Yu Hua – Yaşamak
Kitabımızın adı her ne kadar yaşamak olsa da; buram buram ölüm kokan bir kitap…
Xu ailesi ve yaşadıklarını okuyoruz bu şahane eserde. Fugui Xu, Jiazhen ile evlenir ve her şey bu evlilikten sonra başlar. Fugui soylu bir aileden gelir ve atalarından miras kalan 65 dönüm arazileri vardır ve Jiazhen’in babası evlenmelerine bu yüzden izin verir. Fakat; Fugui ve kumar bağımlılığı-gençlik hatası demek istiyorum- Xu ailesinin sefalete sürüklenmesine sebep olur.
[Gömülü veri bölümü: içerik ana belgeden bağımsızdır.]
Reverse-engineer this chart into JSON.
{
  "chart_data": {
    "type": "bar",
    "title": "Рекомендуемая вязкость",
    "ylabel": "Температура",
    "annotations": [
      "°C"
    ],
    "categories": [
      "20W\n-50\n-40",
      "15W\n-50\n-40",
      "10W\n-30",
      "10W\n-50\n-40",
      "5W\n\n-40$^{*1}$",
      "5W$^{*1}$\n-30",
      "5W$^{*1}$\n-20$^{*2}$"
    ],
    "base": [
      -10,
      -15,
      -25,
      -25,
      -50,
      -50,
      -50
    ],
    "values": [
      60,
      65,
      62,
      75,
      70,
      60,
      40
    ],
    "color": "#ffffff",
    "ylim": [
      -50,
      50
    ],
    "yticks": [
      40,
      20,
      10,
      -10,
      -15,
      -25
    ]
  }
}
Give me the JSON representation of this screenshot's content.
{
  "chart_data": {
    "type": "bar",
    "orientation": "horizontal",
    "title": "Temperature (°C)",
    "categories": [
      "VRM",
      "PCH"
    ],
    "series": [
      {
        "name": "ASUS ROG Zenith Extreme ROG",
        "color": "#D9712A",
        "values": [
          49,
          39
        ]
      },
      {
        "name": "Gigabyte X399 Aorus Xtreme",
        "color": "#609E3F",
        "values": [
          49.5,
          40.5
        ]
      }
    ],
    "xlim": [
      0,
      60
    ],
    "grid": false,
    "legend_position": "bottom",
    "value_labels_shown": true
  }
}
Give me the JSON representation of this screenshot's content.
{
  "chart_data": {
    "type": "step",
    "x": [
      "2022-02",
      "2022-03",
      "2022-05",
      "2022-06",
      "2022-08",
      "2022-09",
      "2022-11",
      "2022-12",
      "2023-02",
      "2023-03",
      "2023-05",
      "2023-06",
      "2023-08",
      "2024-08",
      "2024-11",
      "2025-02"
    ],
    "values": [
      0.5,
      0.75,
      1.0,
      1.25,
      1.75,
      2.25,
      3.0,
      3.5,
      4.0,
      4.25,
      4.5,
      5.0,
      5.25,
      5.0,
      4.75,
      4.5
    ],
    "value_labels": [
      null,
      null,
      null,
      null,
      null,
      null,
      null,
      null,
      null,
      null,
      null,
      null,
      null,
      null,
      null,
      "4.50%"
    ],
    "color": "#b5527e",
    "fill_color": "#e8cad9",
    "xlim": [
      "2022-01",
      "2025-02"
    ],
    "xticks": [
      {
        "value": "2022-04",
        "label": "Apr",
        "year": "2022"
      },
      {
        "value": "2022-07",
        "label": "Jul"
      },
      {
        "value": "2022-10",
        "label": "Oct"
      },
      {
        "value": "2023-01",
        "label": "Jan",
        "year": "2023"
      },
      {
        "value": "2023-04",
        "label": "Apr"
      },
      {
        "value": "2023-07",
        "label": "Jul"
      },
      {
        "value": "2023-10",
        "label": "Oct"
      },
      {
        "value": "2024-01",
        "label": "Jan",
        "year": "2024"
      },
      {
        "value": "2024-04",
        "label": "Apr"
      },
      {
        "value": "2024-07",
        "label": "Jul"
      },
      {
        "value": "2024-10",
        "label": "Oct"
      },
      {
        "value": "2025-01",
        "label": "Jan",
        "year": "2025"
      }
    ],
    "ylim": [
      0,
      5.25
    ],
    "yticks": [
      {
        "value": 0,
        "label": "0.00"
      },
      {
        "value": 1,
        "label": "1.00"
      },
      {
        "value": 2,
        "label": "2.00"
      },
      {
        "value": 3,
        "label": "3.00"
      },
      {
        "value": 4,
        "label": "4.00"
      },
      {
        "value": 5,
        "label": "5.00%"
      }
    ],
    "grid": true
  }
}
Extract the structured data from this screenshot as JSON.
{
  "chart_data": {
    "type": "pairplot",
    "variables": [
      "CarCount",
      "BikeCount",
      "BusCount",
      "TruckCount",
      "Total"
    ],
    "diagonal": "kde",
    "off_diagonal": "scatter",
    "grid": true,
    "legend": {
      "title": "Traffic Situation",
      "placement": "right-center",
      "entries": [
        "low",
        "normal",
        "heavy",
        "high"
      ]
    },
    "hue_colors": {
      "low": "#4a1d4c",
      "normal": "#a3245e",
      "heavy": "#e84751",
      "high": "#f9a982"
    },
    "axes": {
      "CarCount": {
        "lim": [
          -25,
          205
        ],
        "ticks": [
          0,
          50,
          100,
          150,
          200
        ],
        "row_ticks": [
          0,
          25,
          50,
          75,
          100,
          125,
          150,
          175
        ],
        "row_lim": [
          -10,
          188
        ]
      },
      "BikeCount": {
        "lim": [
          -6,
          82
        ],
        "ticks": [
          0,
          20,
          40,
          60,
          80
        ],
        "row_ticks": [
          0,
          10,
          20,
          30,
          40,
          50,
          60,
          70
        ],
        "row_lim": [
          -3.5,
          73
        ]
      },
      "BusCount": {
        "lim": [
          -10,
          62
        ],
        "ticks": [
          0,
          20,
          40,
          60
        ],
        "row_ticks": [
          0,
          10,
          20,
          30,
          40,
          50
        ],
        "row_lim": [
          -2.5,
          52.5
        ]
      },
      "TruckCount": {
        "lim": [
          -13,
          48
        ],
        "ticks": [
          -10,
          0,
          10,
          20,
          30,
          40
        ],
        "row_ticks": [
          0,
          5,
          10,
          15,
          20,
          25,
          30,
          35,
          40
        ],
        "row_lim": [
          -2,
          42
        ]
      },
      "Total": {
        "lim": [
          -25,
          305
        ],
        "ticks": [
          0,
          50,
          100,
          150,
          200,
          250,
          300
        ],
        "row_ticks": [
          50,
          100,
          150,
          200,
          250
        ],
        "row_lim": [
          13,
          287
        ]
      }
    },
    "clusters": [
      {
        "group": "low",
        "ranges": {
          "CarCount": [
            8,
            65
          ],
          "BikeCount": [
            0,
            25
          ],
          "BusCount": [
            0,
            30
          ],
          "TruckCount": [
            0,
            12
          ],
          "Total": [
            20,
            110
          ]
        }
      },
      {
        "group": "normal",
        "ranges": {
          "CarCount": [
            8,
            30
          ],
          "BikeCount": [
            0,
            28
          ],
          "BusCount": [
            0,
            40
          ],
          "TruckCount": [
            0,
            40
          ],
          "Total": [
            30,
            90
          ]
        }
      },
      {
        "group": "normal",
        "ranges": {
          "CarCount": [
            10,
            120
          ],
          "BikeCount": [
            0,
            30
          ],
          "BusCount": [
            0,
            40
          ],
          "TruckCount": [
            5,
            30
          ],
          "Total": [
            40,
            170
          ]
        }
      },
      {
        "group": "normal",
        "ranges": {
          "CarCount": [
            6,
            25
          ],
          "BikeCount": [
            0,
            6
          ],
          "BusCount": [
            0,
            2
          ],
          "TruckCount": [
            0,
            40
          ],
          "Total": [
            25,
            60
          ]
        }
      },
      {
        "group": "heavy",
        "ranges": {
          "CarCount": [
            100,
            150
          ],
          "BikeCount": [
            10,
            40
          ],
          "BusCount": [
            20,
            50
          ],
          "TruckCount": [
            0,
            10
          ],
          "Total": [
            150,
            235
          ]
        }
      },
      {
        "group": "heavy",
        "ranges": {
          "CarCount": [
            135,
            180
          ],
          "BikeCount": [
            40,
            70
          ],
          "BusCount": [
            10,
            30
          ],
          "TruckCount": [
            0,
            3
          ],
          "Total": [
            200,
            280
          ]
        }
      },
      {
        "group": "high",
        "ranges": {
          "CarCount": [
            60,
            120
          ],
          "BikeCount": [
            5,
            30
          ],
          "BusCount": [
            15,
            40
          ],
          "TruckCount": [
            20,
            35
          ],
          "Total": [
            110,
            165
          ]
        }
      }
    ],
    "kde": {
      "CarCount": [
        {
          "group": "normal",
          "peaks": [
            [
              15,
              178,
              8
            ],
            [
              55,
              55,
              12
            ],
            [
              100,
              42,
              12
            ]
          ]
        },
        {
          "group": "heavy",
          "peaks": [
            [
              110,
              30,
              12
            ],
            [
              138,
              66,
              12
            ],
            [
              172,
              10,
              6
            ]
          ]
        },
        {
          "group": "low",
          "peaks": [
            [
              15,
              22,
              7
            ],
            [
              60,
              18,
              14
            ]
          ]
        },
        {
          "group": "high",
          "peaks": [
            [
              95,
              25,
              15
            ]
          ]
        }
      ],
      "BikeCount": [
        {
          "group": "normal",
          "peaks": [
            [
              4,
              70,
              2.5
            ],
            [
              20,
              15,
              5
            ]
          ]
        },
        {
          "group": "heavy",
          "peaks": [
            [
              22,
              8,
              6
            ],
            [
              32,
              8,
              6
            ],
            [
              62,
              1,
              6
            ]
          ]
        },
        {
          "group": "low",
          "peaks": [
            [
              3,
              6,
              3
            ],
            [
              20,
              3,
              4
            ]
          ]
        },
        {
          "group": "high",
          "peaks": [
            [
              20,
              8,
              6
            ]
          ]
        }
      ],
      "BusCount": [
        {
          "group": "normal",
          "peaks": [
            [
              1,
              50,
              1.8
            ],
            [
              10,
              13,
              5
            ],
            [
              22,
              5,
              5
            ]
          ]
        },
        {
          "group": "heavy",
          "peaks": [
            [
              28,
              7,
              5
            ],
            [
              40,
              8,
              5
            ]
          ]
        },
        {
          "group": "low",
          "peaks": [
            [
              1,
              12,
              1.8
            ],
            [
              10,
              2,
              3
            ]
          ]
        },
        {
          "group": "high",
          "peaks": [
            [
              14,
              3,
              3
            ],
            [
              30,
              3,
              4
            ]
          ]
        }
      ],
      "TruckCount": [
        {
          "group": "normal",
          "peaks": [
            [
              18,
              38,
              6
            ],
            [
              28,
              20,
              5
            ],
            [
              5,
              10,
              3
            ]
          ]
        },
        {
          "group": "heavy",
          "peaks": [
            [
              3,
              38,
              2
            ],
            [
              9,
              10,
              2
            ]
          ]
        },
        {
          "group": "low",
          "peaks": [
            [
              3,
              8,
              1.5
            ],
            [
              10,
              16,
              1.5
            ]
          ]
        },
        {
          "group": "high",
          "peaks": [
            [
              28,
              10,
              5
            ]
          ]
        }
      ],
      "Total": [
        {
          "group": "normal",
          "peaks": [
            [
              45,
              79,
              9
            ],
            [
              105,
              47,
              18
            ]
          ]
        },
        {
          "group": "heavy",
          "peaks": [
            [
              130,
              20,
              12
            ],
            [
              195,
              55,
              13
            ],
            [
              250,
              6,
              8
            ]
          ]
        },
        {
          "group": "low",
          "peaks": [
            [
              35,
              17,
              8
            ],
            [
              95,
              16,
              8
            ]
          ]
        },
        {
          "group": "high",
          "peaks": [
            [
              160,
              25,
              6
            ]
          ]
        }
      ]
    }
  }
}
Fugui ve Jiazhen’in evliliklerinden iki çocukları olur. Kızları Fengxia ve oğulları Youqing. Jiazhen oğluna hamileyken yaşadıkları sefaletten dolayı babası kızını gelip alır ve kocasından ayırır. 3sene sonra geri gelir Jiazhen oğluyla beraber. Jiazhen o kadar güzel bir eş ve anne ki. Döndüğünde hâlâ kocasını seviyordur. Sonrasında Xu ailesi nelerle mi karşılaştı? Ardı arkası kesilmeyen ölümler, açlıklar, soğuk kış dönemleri, savaş zamanları, ayrılıklar… Ne zaman ki tamam huzursa kavuştular artık desem, hiç beklemediğim yerden yeniden sarstı beni yazar.
Eser çok sade bir dil ile yazılmıştı ve çok derin duygular barındırıyordu içinde. Ben okurken üzülmeden edemedim. Ölüm her birimize o kadar yakın ki, ne zaman gelecek nasıl gelecek hiç bilmiyoruz inanın. Bu güzel eserde bunu bir kez daha öğrenmiş oldum. Yaşamanın, ailedeki birlik beraberliğin, yaşanılan huzurlu günlerin, sevginin kıymetini anlamak istiyorsanız; yazıldığı zaman ve filmi çekildiğinde yasaklanan bu eseri bir kere de olsa okuyun muhakkak.
“İnsan ne kadar şanslı olursa olsun, ölmek istiyorsa hiçbir şey onu yaşatamaz.”
“Mutlu olduğun sürece fakir olmak utanılacak bir şey değil…”
“Sıradan bir hayat en iyisi. Onunla savaş, bununla mücadele et derken, sonunda hayatından oluyorsun.”